To test these ideas, Weinstein and Kuris compiled a giant list of parasitic animals, and worked out how often this grisly lifestyle has evolved independently. Their answer: 223.
That number is huge, but probably an underestimate. “There are still a hell of lot of parasites that we haven't sequenced and even more that we haven't discovered,” says Sheena Cruickshank from the University of Manchester.
Around 90 percent of parasitic animal species belong to just ten major groups, like wasps, flatworms, and nematode worms. These ten are all ancient; they took to parasitism before the time of the dinosaurs and have been exploiting their fellow animals ever since.
There are 35 major kinds (or phyla) of animals and 15 of these have given rise to parasites. (The other 20 include many microscopic and poorly known groups, so it’s possible we just haven’t discovered their parasite members yet.)
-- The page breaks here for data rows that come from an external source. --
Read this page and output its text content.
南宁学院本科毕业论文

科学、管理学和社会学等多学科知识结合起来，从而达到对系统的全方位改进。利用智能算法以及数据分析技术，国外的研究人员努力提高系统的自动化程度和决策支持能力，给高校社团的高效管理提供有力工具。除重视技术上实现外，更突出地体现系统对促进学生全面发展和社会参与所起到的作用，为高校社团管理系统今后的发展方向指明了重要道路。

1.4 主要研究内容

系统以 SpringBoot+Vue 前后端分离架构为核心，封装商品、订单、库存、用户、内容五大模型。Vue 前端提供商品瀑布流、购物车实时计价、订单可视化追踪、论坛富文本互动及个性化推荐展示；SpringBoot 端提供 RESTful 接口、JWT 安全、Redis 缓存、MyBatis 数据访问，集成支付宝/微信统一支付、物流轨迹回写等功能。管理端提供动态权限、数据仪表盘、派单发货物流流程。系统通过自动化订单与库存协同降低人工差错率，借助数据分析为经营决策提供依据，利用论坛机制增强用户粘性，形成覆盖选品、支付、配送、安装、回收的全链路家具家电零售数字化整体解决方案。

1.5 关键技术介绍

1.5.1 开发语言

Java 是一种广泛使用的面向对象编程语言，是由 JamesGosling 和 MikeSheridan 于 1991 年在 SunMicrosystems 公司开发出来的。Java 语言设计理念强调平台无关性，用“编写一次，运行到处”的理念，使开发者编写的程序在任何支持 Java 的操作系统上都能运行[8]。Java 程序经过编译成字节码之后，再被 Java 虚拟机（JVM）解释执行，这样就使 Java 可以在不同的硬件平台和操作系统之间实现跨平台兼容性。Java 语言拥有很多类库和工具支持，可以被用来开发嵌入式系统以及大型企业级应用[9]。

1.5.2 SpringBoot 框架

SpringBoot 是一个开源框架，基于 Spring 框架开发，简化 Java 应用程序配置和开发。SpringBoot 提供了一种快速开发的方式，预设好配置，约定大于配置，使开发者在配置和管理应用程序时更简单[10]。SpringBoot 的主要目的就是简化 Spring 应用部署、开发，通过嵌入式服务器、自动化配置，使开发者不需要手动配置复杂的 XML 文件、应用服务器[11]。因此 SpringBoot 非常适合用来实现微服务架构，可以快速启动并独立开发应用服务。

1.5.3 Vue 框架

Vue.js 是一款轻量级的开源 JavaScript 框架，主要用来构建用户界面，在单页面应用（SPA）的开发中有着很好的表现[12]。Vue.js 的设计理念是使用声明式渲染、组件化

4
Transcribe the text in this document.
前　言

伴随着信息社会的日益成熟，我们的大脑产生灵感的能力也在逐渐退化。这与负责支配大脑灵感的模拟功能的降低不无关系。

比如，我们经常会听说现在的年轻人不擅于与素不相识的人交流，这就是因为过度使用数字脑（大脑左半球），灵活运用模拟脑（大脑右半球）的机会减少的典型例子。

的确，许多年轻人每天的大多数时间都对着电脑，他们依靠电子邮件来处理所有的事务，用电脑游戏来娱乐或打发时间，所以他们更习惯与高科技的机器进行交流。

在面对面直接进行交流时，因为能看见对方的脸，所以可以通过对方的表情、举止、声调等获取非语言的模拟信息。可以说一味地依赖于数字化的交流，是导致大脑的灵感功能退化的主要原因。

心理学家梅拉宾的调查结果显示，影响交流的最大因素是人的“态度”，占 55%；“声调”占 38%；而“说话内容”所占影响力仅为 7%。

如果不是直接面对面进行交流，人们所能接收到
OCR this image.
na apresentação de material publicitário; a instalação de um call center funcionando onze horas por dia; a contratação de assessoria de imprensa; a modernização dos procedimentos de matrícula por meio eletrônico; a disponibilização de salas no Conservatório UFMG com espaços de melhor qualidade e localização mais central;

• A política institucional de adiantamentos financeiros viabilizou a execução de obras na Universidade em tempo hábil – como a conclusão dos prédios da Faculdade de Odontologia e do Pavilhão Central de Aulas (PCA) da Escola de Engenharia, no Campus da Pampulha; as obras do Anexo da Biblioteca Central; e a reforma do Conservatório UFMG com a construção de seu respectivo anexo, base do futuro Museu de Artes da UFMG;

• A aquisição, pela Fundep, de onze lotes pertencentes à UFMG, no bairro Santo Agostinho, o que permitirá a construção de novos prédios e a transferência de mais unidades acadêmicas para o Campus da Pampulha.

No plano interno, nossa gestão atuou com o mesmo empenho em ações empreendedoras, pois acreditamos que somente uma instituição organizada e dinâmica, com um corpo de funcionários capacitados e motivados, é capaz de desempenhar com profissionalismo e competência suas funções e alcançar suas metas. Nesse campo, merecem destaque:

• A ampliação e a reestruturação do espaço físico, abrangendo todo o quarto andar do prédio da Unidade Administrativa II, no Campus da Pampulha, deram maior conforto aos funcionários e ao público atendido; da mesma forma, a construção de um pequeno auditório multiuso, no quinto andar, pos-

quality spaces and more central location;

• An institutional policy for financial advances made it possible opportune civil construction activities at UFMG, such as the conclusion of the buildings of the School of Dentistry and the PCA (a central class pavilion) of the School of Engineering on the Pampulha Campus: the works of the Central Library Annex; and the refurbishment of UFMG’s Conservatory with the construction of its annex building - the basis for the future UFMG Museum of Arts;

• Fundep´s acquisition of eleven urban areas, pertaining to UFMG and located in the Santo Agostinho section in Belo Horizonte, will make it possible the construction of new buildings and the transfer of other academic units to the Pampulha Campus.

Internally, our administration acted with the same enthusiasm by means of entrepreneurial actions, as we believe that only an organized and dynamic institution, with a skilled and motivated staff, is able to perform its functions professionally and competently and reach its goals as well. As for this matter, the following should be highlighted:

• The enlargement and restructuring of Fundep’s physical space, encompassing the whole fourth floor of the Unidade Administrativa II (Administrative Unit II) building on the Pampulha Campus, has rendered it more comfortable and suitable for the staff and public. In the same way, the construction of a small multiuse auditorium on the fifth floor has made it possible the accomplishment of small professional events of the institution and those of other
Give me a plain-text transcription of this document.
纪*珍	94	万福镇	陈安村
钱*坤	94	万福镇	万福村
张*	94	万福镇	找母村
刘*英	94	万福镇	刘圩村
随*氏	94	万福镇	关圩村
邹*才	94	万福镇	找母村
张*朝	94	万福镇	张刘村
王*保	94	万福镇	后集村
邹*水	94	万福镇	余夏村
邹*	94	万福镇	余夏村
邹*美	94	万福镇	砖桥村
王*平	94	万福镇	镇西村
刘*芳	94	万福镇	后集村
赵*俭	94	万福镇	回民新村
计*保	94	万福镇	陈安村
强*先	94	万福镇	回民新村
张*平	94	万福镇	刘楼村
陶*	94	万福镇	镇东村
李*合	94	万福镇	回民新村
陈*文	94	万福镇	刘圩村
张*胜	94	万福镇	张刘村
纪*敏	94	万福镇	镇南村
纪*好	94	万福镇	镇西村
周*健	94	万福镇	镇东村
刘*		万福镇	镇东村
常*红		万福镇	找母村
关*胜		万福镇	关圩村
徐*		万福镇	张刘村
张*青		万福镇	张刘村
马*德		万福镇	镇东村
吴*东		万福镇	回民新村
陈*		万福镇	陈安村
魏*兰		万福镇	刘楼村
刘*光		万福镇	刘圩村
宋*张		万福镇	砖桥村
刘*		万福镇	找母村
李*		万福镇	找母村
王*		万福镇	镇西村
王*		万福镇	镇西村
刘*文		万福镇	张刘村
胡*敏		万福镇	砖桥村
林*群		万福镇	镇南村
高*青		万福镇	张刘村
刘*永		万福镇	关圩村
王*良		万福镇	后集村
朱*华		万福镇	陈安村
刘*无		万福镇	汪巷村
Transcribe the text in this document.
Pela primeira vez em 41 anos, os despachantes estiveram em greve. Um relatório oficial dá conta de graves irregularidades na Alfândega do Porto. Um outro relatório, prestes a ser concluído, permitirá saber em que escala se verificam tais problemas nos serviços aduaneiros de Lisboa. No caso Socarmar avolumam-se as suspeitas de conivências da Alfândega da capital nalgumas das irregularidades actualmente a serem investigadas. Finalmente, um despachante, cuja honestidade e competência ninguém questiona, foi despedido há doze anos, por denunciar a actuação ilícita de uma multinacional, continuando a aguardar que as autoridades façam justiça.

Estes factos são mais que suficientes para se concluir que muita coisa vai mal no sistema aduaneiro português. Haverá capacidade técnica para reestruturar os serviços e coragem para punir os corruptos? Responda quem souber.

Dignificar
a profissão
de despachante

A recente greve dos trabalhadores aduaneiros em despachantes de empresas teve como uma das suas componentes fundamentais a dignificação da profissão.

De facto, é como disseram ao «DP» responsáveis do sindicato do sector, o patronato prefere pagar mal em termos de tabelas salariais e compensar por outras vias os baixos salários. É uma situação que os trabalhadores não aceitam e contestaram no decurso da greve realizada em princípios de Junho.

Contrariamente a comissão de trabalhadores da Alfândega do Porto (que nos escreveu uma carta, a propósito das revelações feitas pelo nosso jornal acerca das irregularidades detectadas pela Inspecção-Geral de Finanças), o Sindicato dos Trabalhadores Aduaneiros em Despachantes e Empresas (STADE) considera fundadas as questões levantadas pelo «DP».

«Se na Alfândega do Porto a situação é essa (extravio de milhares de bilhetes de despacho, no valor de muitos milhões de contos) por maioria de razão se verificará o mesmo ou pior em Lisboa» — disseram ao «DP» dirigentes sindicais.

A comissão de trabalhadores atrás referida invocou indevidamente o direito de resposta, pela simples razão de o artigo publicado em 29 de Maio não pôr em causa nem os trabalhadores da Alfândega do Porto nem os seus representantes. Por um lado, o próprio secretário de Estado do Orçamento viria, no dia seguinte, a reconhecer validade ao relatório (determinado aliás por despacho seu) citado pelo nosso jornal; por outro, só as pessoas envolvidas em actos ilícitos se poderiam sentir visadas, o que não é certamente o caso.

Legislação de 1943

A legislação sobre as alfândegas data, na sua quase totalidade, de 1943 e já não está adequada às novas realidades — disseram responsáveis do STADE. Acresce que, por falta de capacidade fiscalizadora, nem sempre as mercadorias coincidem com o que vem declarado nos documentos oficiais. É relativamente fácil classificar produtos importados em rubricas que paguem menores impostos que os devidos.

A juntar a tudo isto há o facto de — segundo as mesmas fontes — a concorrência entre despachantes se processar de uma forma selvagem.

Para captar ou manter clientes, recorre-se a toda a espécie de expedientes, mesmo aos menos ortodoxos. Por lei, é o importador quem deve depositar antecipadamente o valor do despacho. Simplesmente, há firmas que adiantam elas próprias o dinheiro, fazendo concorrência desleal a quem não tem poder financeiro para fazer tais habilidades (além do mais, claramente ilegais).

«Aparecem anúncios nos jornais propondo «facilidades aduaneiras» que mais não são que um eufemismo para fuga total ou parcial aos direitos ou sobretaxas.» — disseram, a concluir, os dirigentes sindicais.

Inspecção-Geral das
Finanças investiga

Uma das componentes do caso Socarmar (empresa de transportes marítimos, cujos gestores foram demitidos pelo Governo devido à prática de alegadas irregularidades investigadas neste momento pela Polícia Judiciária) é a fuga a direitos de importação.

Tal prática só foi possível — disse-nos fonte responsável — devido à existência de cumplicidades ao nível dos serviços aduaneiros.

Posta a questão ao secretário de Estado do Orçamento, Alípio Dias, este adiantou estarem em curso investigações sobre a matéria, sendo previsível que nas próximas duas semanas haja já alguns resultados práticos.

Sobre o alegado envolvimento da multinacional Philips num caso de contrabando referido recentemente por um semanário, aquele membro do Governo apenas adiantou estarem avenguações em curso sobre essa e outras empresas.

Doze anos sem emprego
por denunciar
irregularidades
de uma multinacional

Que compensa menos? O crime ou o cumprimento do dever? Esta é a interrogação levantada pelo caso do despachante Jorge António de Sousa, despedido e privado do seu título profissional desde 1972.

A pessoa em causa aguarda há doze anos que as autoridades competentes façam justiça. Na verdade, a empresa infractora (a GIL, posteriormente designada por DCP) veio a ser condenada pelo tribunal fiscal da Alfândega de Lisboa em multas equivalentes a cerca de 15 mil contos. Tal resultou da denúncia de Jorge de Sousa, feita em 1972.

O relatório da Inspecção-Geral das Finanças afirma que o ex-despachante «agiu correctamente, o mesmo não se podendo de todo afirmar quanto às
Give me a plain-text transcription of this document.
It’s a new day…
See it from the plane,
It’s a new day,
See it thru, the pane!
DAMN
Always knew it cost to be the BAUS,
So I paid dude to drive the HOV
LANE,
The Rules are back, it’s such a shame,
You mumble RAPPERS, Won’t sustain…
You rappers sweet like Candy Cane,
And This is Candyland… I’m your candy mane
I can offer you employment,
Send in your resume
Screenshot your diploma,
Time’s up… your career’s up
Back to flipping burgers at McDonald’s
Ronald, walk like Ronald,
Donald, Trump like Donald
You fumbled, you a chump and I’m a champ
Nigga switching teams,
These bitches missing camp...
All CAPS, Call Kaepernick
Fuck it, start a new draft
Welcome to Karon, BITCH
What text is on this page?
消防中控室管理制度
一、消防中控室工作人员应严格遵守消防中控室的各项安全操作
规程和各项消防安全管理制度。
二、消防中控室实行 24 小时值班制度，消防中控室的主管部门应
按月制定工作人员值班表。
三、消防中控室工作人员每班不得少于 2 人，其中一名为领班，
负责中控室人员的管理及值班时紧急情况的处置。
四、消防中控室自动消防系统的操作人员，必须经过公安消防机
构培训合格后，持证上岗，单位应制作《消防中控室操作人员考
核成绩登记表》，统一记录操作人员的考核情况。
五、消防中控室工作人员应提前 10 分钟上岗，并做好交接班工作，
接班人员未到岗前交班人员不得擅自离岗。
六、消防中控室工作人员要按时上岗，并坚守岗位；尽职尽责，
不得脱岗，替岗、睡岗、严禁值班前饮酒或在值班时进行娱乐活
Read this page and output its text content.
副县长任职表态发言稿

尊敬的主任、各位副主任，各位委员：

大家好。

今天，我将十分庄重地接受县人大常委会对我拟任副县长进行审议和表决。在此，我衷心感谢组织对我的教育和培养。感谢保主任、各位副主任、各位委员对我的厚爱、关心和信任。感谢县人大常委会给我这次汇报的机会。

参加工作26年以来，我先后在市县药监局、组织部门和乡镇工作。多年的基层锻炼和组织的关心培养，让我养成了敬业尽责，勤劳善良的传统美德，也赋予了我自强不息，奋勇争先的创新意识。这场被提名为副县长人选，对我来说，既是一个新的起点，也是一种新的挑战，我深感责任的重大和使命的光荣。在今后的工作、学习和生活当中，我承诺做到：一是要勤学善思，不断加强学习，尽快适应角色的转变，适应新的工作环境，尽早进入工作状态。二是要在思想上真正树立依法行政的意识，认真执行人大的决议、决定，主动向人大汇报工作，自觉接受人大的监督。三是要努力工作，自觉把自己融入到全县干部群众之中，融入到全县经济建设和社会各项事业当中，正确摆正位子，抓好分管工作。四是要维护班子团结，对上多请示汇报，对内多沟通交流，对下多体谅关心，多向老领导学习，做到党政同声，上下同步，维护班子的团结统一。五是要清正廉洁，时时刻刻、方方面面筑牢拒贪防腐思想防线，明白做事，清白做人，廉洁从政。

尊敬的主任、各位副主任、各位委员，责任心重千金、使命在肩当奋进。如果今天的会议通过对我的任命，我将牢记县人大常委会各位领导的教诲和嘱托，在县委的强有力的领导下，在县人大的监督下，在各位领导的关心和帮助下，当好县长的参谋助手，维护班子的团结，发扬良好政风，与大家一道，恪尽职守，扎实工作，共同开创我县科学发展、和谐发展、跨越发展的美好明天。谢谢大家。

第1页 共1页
Many are worm-like, but they come in all shapes and sizes. Along with parasitic flies and beetles, there are also parasitic moths. There are pearlfish that swim up the anuses of sea cucumbers and live there, eating their hosts. There are bizarre creatures that look like jumping jacks and are actually parasitic jellyfish. There are parasitic barnacles that invade crabs. “There’s just a huge diversity, and many groups haven’t been studied at all in fifty years,” says Weinstein.
On average, Weinstein and Kuris found that parasitism neither speeds up the origin of new species, nor curtails it. “Being a parasite is a really popular evolutionary option,” says Chris Knight from the University of Manchester. “But there’s nothing evolutionarily ‘magic’ about parasitism. Parasites aren’t particularly associated with branches of the tree with more or fewer twigs.”
But some groups seem to be especially prone to evolving parasitism. The arthropods—the hard-shelled, joint-legged group that includes insects, spiders, and crustaceans—have done so most frequently. That makes sense, since they are the most species-rich branch of the animal kingdom. And yet, the number of species doesn’t always predict the number of parasite origins. The beetles, for example, are the most diverse group of arthropods, but they’ve given rise to fewer groups of parasites than the mites or flies.
These parasite-prone dynasties tend to be flexible, opportunistic, and varied in their diets. “They’re already used to using ephemeral resources, which might make it easier for them to transition to parasitism,” says Weinstein. She’s now going to test this idea by focusing on specific groups of parasites and looking at the traits of their closest relatives.
And rather than focusing on the ancient lineages that contain 90 percent of parasite species—the parasitic rock stars like nematodes and flatworms—she’s turning her attention to the obscure 10 percent.
“Those huge, old groups transitioned to parasitism so long ago that untangling their origins is difficult,” she says. “The more recent groups make great petri dishes for understanding where parasites come from.”